Making work manageable

These last two weeks I’ve been working rather a lot.  The start of school is always pretty busy, and I find a lot of things other than work slip by the wayside (hence the radio silence here, and the pile of canned tomato sauce and baked beans sitting in my recycling bin).  Recently, I’ve found myself groaning a lot about work.  True, there’s a lot that needs to be done, and not all of it is completely wonderful.  But the truth is, I think my feelings about work have made the things that I have to do feel a lot worse than they actually are.

Given that I’ll be teaching more than twice as much this year as I did last year and I have brand new courses in the mix as well, I’ve been trying to find ways to make the work more manageable.  This is to help preserve my sanity, but also to make sure I have time for things that also matter a great deal.  Friends and family.  Rest and downtime.  Cooking and preserving food.  Applying for more secure jobs.

I’ve been making a list of things that have worked for me at various points in the past and that I’ve been trying to use this last week.  I thought I’d post it here as a reminder of things to do, to keep it fresh in my mind for when the work really hits.  I imagine this year will be a good test of how effective they are (or how good I am with sticking to them, I suppose), but perhaps they’ll be helpful for someone else as well.

Give up on perfection:  I am a perfectionist.  Always have been.  But trying to make something perfect takes a lot of energy, and if I put in all that time, I don’t have as much left for other, really important things that do require more time and effort and will hopefully have a much greater payoff (job applications, I’m looking at you).  And so I’m trying now to accept that some things don’t have to be perfect, and that good enough will be…well, good enough.

Don’t think about it first: this was a trick that I used when I used to run.  if I let myself think about something for too long before doing it, I can always find a way out of it, or work it up so much in my head that it’s nearly impossible to get going.  So instead, I sit down and start on whatever it is without allowing any thought in advance.  This works even better if I can prep what I need to work with ahead of time – the night before, I’ll leave the word file that needs to be edited open on the computer, or set out the papers to be graded with a pen, pencil, eraser, and calculator.

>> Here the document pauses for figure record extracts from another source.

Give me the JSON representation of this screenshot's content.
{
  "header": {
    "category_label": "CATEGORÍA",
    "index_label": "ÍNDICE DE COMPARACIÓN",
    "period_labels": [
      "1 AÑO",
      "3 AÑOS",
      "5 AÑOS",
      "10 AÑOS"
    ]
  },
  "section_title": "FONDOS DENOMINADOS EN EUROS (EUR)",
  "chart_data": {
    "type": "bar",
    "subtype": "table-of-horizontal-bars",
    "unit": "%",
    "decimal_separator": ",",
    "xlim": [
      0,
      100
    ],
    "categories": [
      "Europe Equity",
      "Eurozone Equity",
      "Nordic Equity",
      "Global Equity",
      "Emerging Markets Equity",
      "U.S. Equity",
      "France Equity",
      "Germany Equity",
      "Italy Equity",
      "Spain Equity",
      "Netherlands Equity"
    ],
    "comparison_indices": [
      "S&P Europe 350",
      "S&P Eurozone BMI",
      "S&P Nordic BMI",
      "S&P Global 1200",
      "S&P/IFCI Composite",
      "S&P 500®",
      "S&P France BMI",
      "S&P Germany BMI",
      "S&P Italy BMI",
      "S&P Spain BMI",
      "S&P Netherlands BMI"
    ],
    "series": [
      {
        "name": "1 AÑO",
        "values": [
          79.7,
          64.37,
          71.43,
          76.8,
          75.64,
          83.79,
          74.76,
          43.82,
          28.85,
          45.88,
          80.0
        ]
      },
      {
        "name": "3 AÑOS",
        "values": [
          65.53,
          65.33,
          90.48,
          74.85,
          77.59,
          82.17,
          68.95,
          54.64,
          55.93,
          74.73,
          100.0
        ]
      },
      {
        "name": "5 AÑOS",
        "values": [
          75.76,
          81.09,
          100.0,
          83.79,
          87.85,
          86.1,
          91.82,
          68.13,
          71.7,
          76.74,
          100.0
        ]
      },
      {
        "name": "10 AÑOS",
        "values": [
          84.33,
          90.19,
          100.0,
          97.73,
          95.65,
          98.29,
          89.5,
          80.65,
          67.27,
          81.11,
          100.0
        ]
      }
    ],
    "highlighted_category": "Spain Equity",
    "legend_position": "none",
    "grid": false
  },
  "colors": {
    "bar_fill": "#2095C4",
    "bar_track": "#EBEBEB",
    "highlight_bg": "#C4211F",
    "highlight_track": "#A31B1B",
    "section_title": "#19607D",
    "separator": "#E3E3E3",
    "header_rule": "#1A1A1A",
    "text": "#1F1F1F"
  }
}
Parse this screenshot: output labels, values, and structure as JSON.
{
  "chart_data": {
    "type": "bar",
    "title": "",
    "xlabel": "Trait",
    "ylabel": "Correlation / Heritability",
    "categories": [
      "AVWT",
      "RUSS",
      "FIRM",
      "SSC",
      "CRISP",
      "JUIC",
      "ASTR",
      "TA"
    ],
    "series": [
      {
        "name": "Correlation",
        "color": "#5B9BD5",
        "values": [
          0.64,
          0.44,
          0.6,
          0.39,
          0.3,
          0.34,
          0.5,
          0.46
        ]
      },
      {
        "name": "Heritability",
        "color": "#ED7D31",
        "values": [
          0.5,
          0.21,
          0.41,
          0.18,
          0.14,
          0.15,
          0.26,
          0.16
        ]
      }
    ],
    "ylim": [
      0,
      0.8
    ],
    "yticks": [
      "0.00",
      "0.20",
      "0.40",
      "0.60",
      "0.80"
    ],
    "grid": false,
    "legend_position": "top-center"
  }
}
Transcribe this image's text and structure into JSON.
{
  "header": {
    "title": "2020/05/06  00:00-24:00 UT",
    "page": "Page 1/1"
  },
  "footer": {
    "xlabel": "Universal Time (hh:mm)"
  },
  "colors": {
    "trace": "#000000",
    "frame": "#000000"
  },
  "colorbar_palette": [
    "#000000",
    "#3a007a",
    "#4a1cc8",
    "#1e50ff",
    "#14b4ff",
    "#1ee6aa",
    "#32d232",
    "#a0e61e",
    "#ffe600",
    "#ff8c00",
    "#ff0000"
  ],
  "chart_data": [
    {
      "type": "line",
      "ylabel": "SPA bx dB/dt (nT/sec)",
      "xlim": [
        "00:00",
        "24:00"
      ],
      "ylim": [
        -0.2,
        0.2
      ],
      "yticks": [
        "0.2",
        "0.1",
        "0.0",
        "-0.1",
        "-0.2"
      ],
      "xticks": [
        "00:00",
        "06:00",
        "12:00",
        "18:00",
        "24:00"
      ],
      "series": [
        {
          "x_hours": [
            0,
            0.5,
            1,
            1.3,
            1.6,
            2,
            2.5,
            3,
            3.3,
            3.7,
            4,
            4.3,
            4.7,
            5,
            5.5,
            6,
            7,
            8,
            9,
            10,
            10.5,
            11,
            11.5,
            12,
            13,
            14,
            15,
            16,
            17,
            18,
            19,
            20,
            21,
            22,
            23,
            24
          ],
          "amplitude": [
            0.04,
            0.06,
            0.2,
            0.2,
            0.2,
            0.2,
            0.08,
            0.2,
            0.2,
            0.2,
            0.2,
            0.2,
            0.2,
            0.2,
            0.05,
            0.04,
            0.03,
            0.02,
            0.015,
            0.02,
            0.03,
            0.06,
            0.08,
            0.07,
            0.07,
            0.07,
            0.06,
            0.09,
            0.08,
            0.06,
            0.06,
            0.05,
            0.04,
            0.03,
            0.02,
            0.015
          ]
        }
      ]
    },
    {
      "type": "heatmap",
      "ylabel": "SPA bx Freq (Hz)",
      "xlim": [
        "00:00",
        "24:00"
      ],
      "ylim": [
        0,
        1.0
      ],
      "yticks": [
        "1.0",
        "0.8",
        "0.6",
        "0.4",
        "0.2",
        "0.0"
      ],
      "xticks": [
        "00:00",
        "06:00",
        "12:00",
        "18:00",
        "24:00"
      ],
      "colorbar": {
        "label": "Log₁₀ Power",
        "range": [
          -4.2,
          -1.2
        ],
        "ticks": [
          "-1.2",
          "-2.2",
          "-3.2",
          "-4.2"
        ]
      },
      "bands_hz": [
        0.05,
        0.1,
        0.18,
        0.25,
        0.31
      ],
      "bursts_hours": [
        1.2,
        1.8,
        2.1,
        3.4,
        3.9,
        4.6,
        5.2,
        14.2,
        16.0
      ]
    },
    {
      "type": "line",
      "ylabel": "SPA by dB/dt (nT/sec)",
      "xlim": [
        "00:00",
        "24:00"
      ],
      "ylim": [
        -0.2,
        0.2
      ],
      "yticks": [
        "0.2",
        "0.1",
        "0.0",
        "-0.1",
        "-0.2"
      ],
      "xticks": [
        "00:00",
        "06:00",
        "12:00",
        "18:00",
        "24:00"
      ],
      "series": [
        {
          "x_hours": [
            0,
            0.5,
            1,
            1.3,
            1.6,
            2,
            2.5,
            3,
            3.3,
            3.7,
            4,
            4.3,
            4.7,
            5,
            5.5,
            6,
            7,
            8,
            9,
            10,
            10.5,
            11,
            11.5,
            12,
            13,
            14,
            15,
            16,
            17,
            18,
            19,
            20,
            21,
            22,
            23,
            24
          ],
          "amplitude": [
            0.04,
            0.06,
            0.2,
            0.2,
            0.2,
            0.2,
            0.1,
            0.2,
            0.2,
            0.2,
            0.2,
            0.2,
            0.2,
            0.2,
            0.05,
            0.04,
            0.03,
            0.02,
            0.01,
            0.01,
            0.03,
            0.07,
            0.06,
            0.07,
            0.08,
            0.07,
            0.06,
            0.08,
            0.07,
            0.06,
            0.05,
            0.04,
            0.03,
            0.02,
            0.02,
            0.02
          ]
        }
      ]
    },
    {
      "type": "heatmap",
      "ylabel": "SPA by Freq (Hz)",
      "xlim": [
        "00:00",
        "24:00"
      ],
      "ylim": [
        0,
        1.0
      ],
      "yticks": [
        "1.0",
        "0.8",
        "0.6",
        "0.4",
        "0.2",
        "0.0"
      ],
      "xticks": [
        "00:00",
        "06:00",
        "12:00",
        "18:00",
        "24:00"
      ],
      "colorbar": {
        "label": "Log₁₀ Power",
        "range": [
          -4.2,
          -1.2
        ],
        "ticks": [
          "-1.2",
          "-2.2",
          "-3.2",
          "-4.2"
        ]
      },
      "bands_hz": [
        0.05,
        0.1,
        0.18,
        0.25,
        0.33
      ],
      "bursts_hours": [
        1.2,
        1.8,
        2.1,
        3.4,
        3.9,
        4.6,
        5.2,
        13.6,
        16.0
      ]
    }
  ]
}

Make it pleasant: as much as possible, making work more pleasant – or, more accurately, making the place that I work more pleasant – can make a difference in how I perceive work.  Having nice candles on my desk, a cup of tea in my favourite mug, and a really nice pen make the experience of working that little bit better.

Break it up: I’m not so good at this yet, but I’m working on it.  Rather than seeing things as one monolithic thing that needs to be done, I try to see them as a series of small steps to be done one at a time.In general, dividing projects in to smaller tasks makes them a lot more approachable.  It can also feel like a lot more is getting done over time.

Make lists:  lists are great for two reasons.  First, getting things down on paper means that you don’t have to remember it, freeing up a bit more attention for what’s at hand.  No more nagging feelings of “what was that thing I had to do…?” is really very helpful.  Second, lists mean you get to check things off.  Finishing something and crossing or checking it off the list can be rewarding and pleasurable, and make you want to do more to get the feeling going.  This is especially helpful with a lot of smaller tasks (like above), because it feels like a lot is getting done.

Celebrate: okay, maybe don’t celebrate with something big every time something small gets done (although a nice celebration for the end of big projects is rather lovely), but enjoy the moment.  Have a stretch or take a walk.  Make a cup of tea or a hot chocolate.  Enjoy a chapter in the book you’re reading.  Taking the time to positively associate getting things finished with something nice can be a powerful motivator, and make it that much easier to keep up with the work.